"Another aspect of Xavier's work, however, should appeal to those on the left: In his model, high CEO salaries are pure economic rents. CEOs are paid what they are worth to their companies, and their high pay reflects the extraordinary value of their talent, but the supply of talent is inelastic, and the allocation of talent would not be affected if everyone faced high tax rates.If I understand, CEO's aren't that good, but because they have great leverage, they earn the big bucks. That is, when you have a corporation doing $20 billion, you don't want some George W. running it, so you'll pay just a bit more than $400K for someone who's a little better.
Xavier's model encourages people to think of CEOs as similar to Tiger Woods. Woods makes a lot of money because he is really, really good at golf. He is not stealing from those companies that pay him millions for endorsements. To the people paying Woods for his services, he is worth every penny. Yet if Woods were taxed at 50 percent, rather than 35 percent, he probably wouldn't give up golf or forgo the lucrative endorsements. (Response from the right: On the other hand, at a higher tax rate, Woods might play fewer tournaments each year. He might retire earlier. He might take more compensation as untaxed fringe benefits, such as a cushy private jet to fly to tournaments. And so on.)"

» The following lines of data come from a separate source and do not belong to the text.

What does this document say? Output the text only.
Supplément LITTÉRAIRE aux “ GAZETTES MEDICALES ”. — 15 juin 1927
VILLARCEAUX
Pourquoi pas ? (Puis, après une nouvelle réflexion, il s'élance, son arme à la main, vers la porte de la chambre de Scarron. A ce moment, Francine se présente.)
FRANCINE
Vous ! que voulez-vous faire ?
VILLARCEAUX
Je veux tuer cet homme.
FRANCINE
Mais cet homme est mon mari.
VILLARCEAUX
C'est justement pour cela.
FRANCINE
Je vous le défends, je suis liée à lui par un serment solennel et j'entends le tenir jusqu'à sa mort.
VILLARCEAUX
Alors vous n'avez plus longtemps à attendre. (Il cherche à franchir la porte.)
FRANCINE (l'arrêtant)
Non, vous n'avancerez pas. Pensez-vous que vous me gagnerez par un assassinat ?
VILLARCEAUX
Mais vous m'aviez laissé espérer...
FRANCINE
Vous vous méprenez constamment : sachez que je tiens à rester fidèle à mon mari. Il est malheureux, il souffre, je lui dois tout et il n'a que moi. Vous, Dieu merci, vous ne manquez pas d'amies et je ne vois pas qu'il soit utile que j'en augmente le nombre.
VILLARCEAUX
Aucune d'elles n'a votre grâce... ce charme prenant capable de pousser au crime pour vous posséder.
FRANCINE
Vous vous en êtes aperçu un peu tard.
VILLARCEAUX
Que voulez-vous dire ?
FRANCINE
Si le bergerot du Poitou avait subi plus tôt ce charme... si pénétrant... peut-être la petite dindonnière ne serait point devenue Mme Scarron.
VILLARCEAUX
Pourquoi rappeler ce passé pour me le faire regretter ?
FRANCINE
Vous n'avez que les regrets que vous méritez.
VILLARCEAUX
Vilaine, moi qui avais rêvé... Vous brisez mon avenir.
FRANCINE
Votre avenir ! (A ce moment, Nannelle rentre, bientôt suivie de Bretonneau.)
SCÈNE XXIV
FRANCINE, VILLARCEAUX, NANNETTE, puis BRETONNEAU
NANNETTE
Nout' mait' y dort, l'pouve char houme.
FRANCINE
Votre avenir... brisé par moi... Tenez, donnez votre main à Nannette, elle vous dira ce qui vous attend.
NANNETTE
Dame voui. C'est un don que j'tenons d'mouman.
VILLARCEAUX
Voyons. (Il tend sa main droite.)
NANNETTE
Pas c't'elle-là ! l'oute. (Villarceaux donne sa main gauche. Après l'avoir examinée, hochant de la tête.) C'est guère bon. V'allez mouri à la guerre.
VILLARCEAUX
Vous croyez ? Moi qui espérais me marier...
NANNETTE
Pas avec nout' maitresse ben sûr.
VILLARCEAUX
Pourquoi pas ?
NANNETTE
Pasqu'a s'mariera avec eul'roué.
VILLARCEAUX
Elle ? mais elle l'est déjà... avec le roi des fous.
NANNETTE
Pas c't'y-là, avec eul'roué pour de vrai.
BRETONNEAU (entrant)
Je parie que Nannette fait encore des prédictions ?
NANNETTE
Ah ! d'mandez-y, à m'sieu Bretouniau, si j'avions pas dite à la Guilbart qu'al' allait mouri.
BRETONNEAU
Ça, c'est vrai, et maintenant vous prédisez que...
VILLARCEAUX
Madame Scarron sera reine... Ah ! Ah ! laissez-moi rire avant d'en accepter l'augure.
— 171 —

The idea of talent as "economic rent" is intriguing. Resurrecting the old-time religion, men were intended to be stewards of the earth they inherited. Suppose we say that people are stewards of their talents? That might bring us around to Andrew Carnegie, who's an interesting study. (New bio just out I mean to read.)
[Back to Mankiw] What's a CEO going to do except CEO? Woods can cut back on his playing and probably increase his gross, because he'll win a higher percentage of those he does play. CEO's can only retire. (Of course, if you consider a CEO as a multi-talented person, then she can find something else to do, so there is some point at which taxes would become too high.)